Rafle du Vél’ d’Hiv : « Il y a un avant et un après le discours de Jacques Chirac »

Publié le par La Croix par Marion Lecas

Entretien Le 16 juillet 1995, au Vélodrome d’Hiver, Jacques Chirac devient le premier président à reconnaître la responsabilité de la France dans la déportation des Juifs vers l’Allemagne. Vingt-cinq ans plus tard, l’historien Jacques Semelin évoque un héritage fondateur, bien qu’en proie à une « dérive mémorielle ». 

Jacques Chirac commémore la rafle du Vel’ d’Hiv, le 16 juillet 1995. JACK GUEZ/AFP

Jacques Chirac commémore la rafle du Vel’ d’Hiv, le 16 juillet 1995. JACK GUEZ/AFP

La Croix : En quoi le discours du Vélodrome a-t-il été une étape fondamentale de la mémoire collective française ?

Jacques Semelin : Pour la première fois, un président de la République reconnaît la responsabilité de l’État français dans la collaboration et la déportation des juifs de France. Personne ne l’avait fait avant lui : le président Mitterrand ne le souhaitait pas, du fait de ses accointances avec les origines de Vichy – il ne s’est engagé que la dernière année dans la Résistance – et de son amitié avec René Bousquet, impliqué dans la rafle du Vél’ d’Hiv.

En ce sens, il y a une véritable rupture, un changement générationnel. C’est un discours particulièrement émouvant que fait alors Jacques Chirac, élu deux mois plus tôt, en mai 1995. Il trouve les mots justes pour reconnaître la souffrance de toutes ces familles juives qui ont vu leurs parents, frères, sœurs et enfants déportés.

Il s’agit d’un aboutissement, certainement dû au travail assidu de l’avocat et historien Serge Klarsfeld et de son association Fils et filles de déportés juifs en France, qui s’est battu pour la reconnaissance de la Shoah et de la responsabilité des États dans sa mise en œuvre.

Que reste-t-il aujourd’hui du discours du Vélodrome d’Hiver ?

J. S. : L’héritage du discours de Jacques Chirac repose d’abord dans l’acquis politique, mémoriel, qu’a été la reconnaissance de la responsabilité du régime de Vichy.
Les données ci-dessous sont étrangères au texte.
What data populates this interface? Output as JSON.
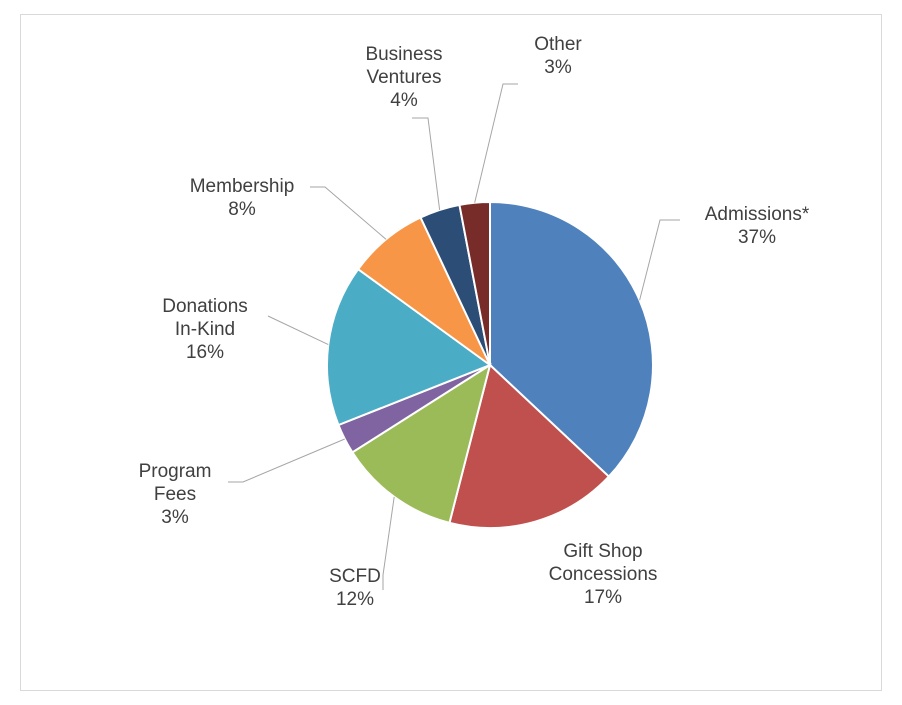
{
  "chart_data": {
    "type": "pie",
    "categories": [
      "Admissions*",
      "Gift Shop\nConcessions",
      "SCFD",
      "Program\nFees",
      "Donations\nIn-Kind",
      "Membership",
      "Business\nVentures",
      "Other"
    ],
    "values": [
      37,
      17,
      12,
      3,
      16,
      8,
      4,
      3
    ],
    "value_labels": [
      "37%",
      "17%",
      "12%",
      "3%",
      "16%",
      "8%",
      "4%",
      "3%"
    ],
    "colors": [
      "#4f81bd",
      "#c0504d",
      "#9bbb59",
      "#8064a2",
      "#4bacc6",
      "#f79646",
      "#2c4d75",
      "#772c2a"
    ]
  }
}
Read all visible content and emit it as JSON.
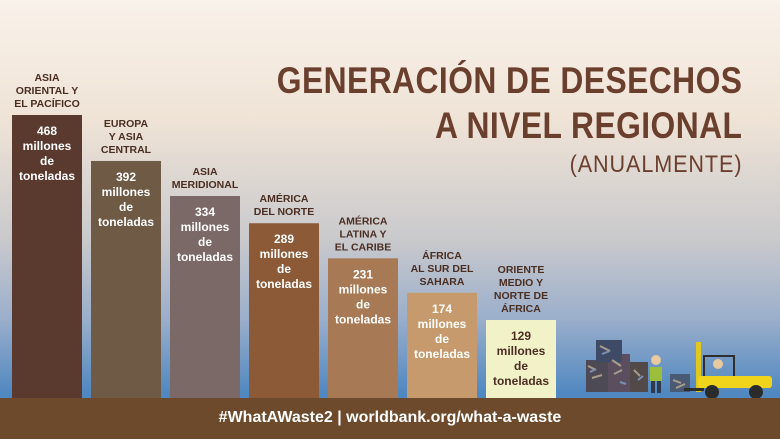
{
  "title": {
    "line1": "GENERACIÓN DE DESECHOS",
    "line2": "A NIVEL REGIONAL",
    "subtitle": "(ANUALMENTE)"
  },
  "footer": {
    "hashtag": "#WhatAWaste2",
    "separator": "|",
    "url": "worldbank.org/what-a-waste"
  },
  "colors": {
    "bars": [
      "#5a3a2f",
      "#6e5a45",
      "#7a6966",
      "#8c5a37",
      "#a77a55",
      "#c69a6c",
      "#f2f2c8"
    ],
    "title": "#6b3f2e",
    "ground": "#6e4a2d"
  },
  "chart_data": {
    "type": "bar",
    "title": "GENERACIÓN DE DESECHOS A NIVEL REGIONAL",
    "subtitle": "(ANUALMENTE)",
    "unit": "millones de toneladas",
    "categories": [
      "ASIA ORIENTAL Y EL PACÍFICO",
      "EUROPA Y ASIA CENTRAL",
      "ASIA MERIDIONAL",
      "AMÉRICA DEL NORTE",
      "AMÉRICA LATINA Y EL CARIBE",
      "ÁFRICA AL SUR DEL SAHARA",
      "ORIENTE MEDIO Y NORTE DE ÁFRICA"
    ],
    "label_lines": [
      [
        "ASIA",
        "ORIENTAL Y",
        "EL PACÍFICO"
      ],
      [
        "EUROPA",
        "Y ASIA",
        "CENTRAL"
      ],
      [
        "ASIA",
        "MERIDIONAL"
      ],
      [
        "AMÉRICA",
        "DEL NORTE"
      ],
      [
        "AMÉRICA",
        "LATINA Y",
        "EL CARIBE"
      ],
      [
        "ÁFRICA",
        "AL SUR DEL",
        "SAHARA"
      ],
      [
        "ORIENTE",
        "MEDIO Y",
        "NORTE DE",
        "ÁFRICA"
      ]
    ],
    "values": [
      468,
      392,
      334,
      289,
      231,
      174,
      129
    ],
    "value_text_lines": [
      "millones",
      "de",
      "toneladas"
    ],
    "ylim": [
      0,
      468
    ],
    "grid": false
  }
}
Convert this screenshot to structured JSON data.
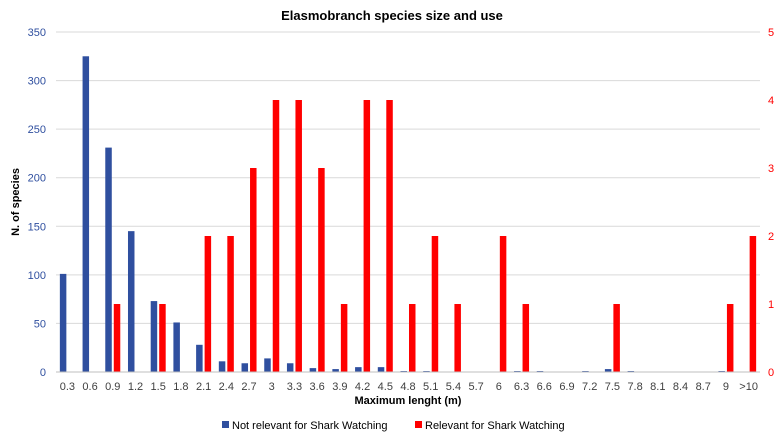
{
  "chart_data": {
    "type": "bar",
    "title": "Elasmobranch species size and use",
    "xlabel": "Maximum lenght (m)",
    "ylabel": "N. of species",
    "categories": [
      "0.3",
      "0.6",
      "0.9",
      "1.2",
      "1.5",
      "1.8",
      "2.1",
      "2.4",
      "2.7",
      "3",
      "3.3",
      "3.6",
      "3.9",
      "4.2",
      "4.5",
      "4.8",
      "5.1",
      "5.4",
      "5.7",
      "6",
      "6.3",
      "6.6",
      "6.9",
      "7.2",
      "7.5",
      "7.8",
      "8.1",
      "8.4",
      "8.7",
      "9",
      ">10"
    ],
    "ylim": [
      0,
      350
    ],
    "y_ticks": [
      0,
      50,
      100,
      150,
      200,
      250,
      300,
      350
    ],
    "y2lim": [
      0,
      5
    ],
    "y2_ticks": [
      0,
      1,
      2,
      3,
      4,
      5
    ],
    "grid": true,
    "legend_position": "bottom",
    "series": [
      {
        "name": "Not relevant for Shark Watching",
        "axis": "left",
        "color": "#2F4F9F",
        "values": [
          101,
          325,
          231,
          145,
          73,
          51,
          28,
          11,
          9,
          14,
          9,
          4,
          3,
          5,
          5,
          1,
          1,
          0,
          0,
          0,
          1,
          1,
          0,
          1,
          3,
          1,
          0,
          0,
          0,
          1,
          0
        ]
      },
      {
        "name": "Relevant for Shark Watching",
        "axis": "right",
        "color": "#FF0000",
        "values": [
          0,
          0,
          1,
          0,
          1,
          0,
          2,
          2,
          3,
          4,
          4,
          3,
          1,
          4,
          4,
          1,
          2,
          1,
          0,
          2,
          1,
          0,
          0,
          0,
          1,
          0,
          0,
          0,
          0,
          1,
          2
        ]
      }
    ]
  },
  "colors": {
    "left_axis": "#2F4F9F",
    "right_axis": "#FF0000",
    "grid": "#D9D9D9"
  }
}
Les historiens ont montré qu’il y avait un avant et un après le discours de Jacques Chirac. En revanche, je constate une dérive mémorielle, qui tend aujourd’hui à « trahir » ce discours.

D’abord, Jacques Chirac évoque la folie criminelle de « l’occupant » : l’occupant est bien nommé. Or, si vous regardez le discours de François Hollande en 2012, commémorant la rafle du Vél’ d’Hiv, il évoque un crime français commis par des Français. Idem dans le dernier discours de Florence Parly, la ministre des armées : on oublie l’occupant.

Ensuite, Jacques Chirac évoque la solidarité des Français envers les juifs, cite le rôle des Justes (1). Il souhaitait souligner le côté sombre de la France, mais n’oubliait jamais la dimension lumineuse des Justes, qu’on retrouve dans son discours au Panthéon, en 2008, aux côtés de Simone Veil. Or, dans le dernier discours de Florence Parly, les Justes ont disparu : il y a une sorte de manque d’équilibre dans le traitement mémoriel.

A-t-il inspiré des reconnaissances du même type ?

J. S. : On peut nécessairement faire un rapprochement avec les mots de François Hollande qui, le 20 décembre 2012, s’est exprimé devant les députés d’Alger et a dit la vérité sur la colonisation, les souffrances que l’État français a fait subir au peuple algérien. Le président Macron, avec sa posture sur la colonisation, s’en inspire également. Cela dit, les problématiques sont différentes : dans le cas de la colonisation, un autre pays est impliqué, il existe différentes mémoires… Le terrain est beaucoup plus complexe aujourd’hui.

(1) Jacques Semelin est le commissaire de l’exposition « Les Justes et le sauvetage des Juifs en Europe », qui sera inaugurée le 24 juillet prochain au Chambon-sur-Lignon.